According to a TCU letter to IMTU acting vice-chancellor signed by TCU executive secretary Prof. Mayunga Nkunya, the commission`s technical team was generally satisfied with the progress made by the university administration to improve the teaching and learning environment.

`These efforts need to be sustained to ensure that the college implements all TCU directives so as to see to it that eventually IMTU becomes a centre of excellence for medical students in Tanzania,` the letter read in part.

According to Prof. Nkunya, the TCU technical team visited the university on October 12, this year to ascertain the extent of implementation of directives given to IMTU and was generally satisfied.

He said the team was satisfied with the improvement of, among other things, teaching laboratories, the library, ICT infrastructure and furniture fixtures in classrooms and staff offices.

Remarkable improvement had also been made in the Microbiology and Human Anatomy laboratories.

`The team was also convinced that efforts that are in progress to complete the improvement process are in the right direction, including the procurement of additional fixtures in the Microbiology laboratory that I expect to be completed shortly,` he stressed.

He further said the team was also pleased with the quality and quantity of furniture to be fixed in the classrooms, although the number needed to be increased to match with future student enrollment and expansion projections.

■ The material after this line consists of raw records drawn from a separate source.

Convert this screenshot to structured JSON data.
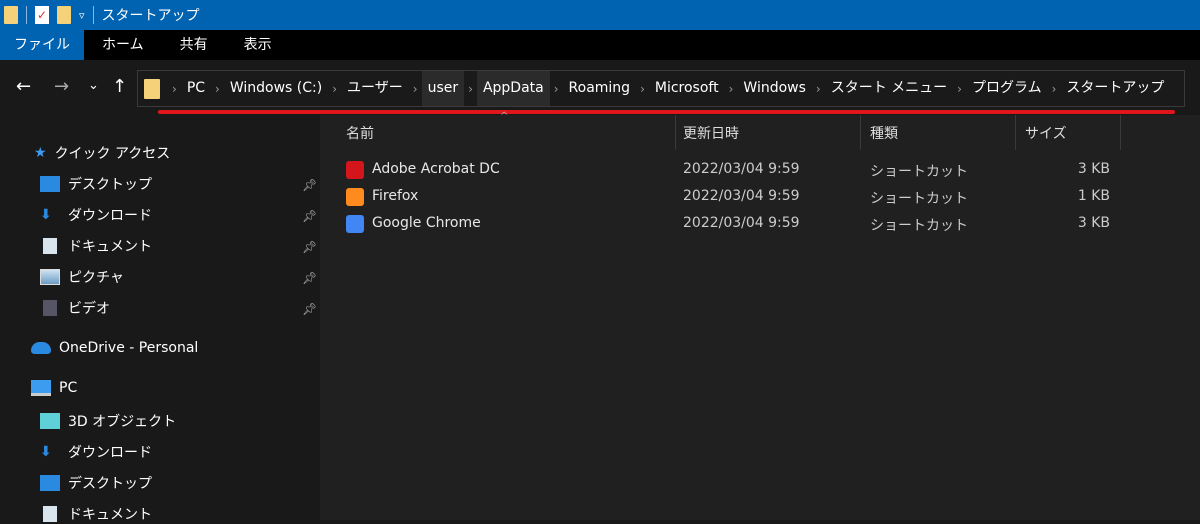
{
  "window": {
    "title": "スタートアップ"
  },
  "ribbon": {
    "tabs": [
      "ファイル",
      "ホーム",
      "共有",
      "表示"
    ]
  },
  "nav": {
    "back": "←",
    "forward": "→",
    "recent": "⌄",
    "up": "↑"
  },
  "breadcrumb": [
    "PC",
    "Windows (C:)",
    "ユーザー",
    "user",
    "AppData",
    "Roaming",
    "Microsoft",
    "Windows",
    "スタート メニュー",
    "プログラム",
    "スタートアップ"
  ],
  "sidebar": {
    "quick_access": "クイック アクセス",
    "quick_items": [
      "デスクトップ",
      "ダウンロード",
      "ドキュメント",
      "ピクチャ",
      "ビデオ"
    ],
    "onedrive": "OneDrive - Personal",
    "pc": "PC",
    "pc_items": [
      "3D オブジェクト",
      "ダウンロード",
      "デスクトップ",
      "ドキュメント"
    ]
  },
  "columns": {
    "name": "名前",
    "modified": "更新日時",
    "type": "種類",
    "size": "サイズ"
  },
  "files": [
    {
      "name": "Adobe Acrobat DC",
      "modified": "2022/03/04 9:59",
      "type": "ショートカット",
      "size": "3 KB",
      "icon": "acrobat-icon",
      "color": "#d4161c"
    },
    {
      "name": "Firefox",
      "modified": "2022/03/04 9:59",
      "type": "ショートカット",
      "size": "1 KB",
      "icon": "firefox-icon",
      "color": "#ff8a1e"
    },
    {
      "name": "Google Chrome",
      "modified": "2022/03/04 9:59",
      "type": "ショートカット",
      "size": "3 KB",
      "icon": "chrome-icon",
      "color": "#4285f4"
    }
  ],
  "colors": {
    "accent": "#0063b1",
    "highlight": "#e0161c"
  }
}
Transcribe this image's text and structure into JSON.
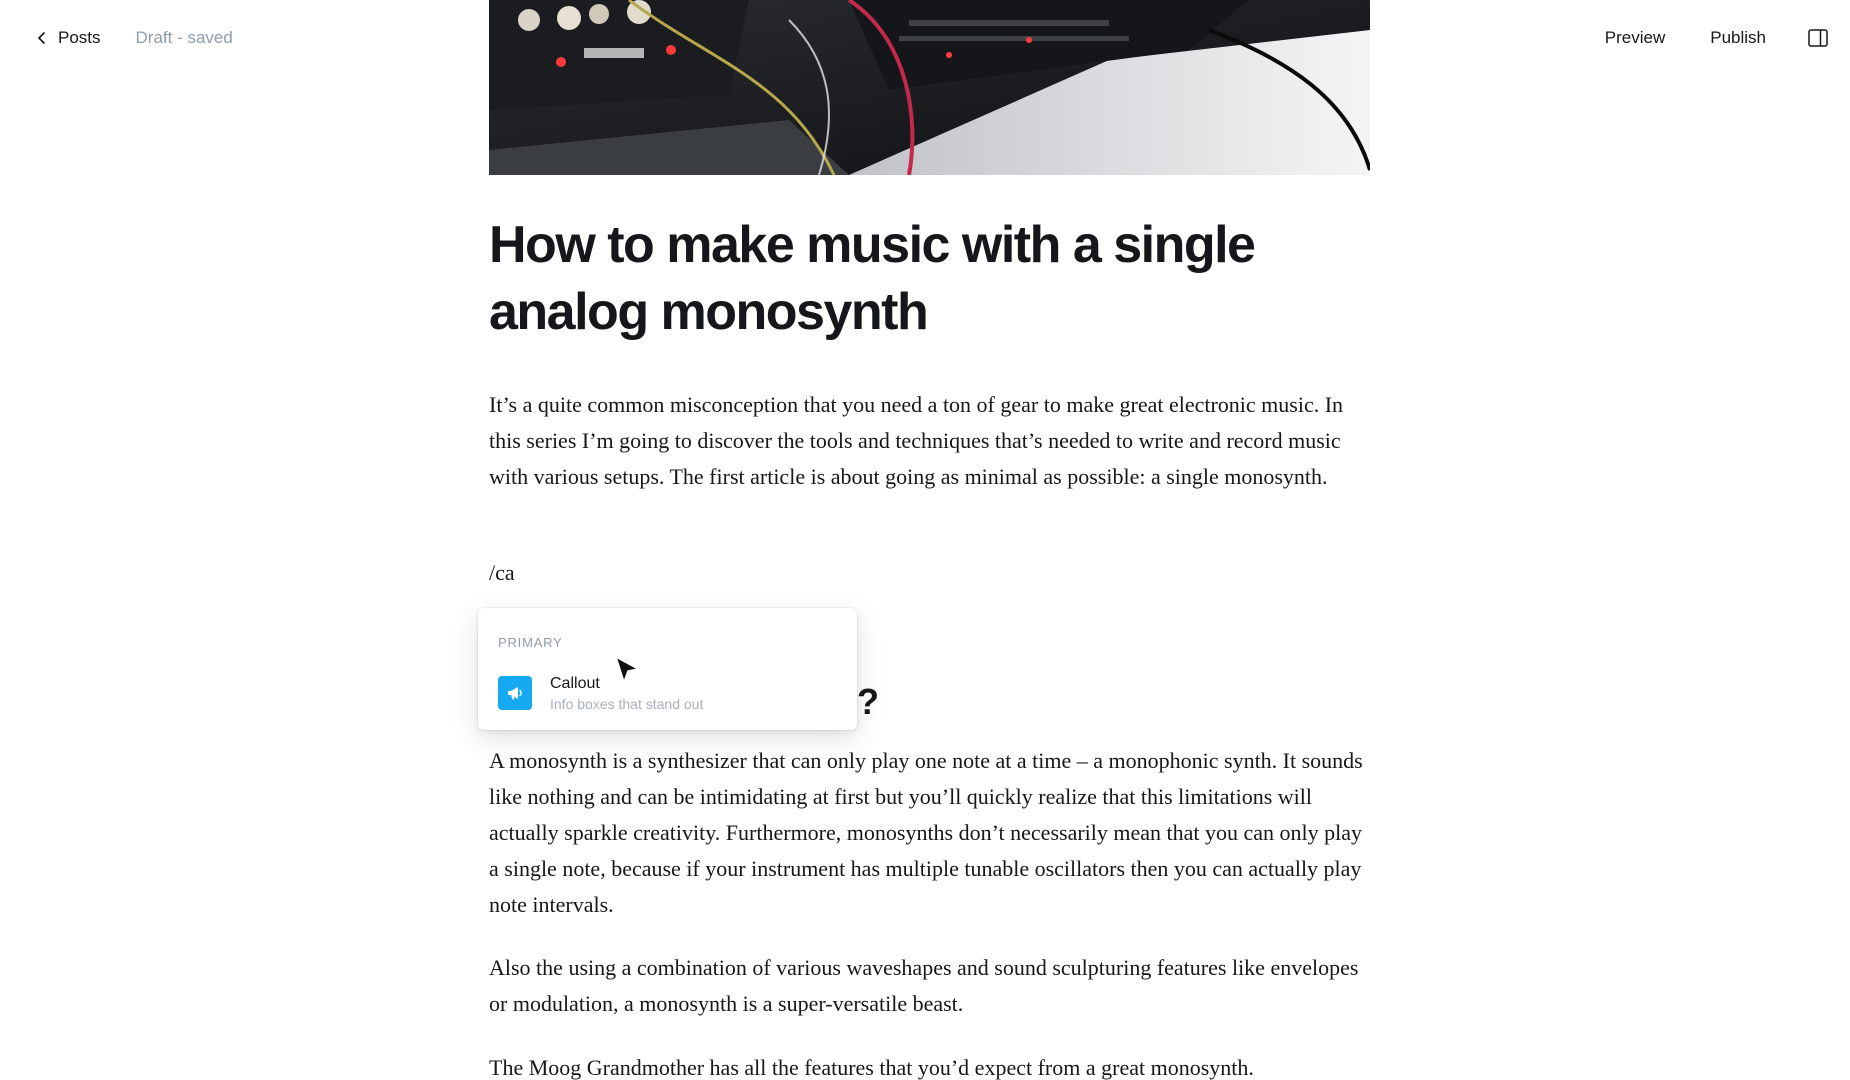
{
  "header": {
    "back_label": "Posts",
    "status": "Draft - saved",
    "preview_label": "Preview",
    "publish_label": "Publish"
  },
  "post": {
    "title": "How to make music with a single analog monosynth",
    "paragraph_1": "It’s a quite common misconception that you need a ton of gear to make great electronic music. In this series I’m going to discover the tools and techniques that’s needed to write and record music with various setups. The first article is about going as minimal as possible: a single monosynth.",
    "slash_input": "/ca",
    "heading_visible_fragment": "?",
    "paragraph_2": "A monosynth is a synthesizer that can only play one note at a time – a monophonic synth. It sounds like nothing and can be intimidating at first but you’ll quickly realize that this limitations will actually sparkle creativity. Furthermore, monosynths don’t necessarily mean that you can only play a single note, because if your instrument has multiple tunable oscillators then you can actually play note intervals.",
    "paragraph_3": "Also the using a combination of various waveshapes and sound sculpturing features like envelopes or modulation, a monosynth is a super-versatile beast.",
    "paragraph_4": "The Moog Grandmother has all the features that you’d expect from a great monosynth."
  },
  "slash_menu": {
    "section_label": "PRIMARY",
    "items": [
      {
        "title": "Callout",
        "description": "Info boxes that stand out",
        "icon": "megaphone-icon",
        "icon_color": "#14a9f0"
      }
    ]
  },
  "colors": {
    "text": "#15171a",
    "muted": "#8e9cac",
    "accent": "#14a9f0"
  }
}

IMTU management had promised to procure and fix the additional furniture in the near future.

TCU has also been impressed with the order of about 30,000 books from overseas which had gone a long way to improved stocking of IMTU`s library, whose expansion process was underway.

Major developments are also underway to improve the Information and Communications Technology (ICT) infrastructure in the library; in which 30 computers have been fixed and connected in a network, making a total of 36 computers that were fully connected to the Internet.

`TCU will closely follow up, on a daily basis, implementation of the promises and further improvement of the bandwidth because the students need the computer facilities` Prof. Nkunya stressed.

Mid this year, IMTU was suspended by the commission from offering academic services to its students including enrolling new students because the college was deemed to have inadequate facilities to meet standards required by TCU.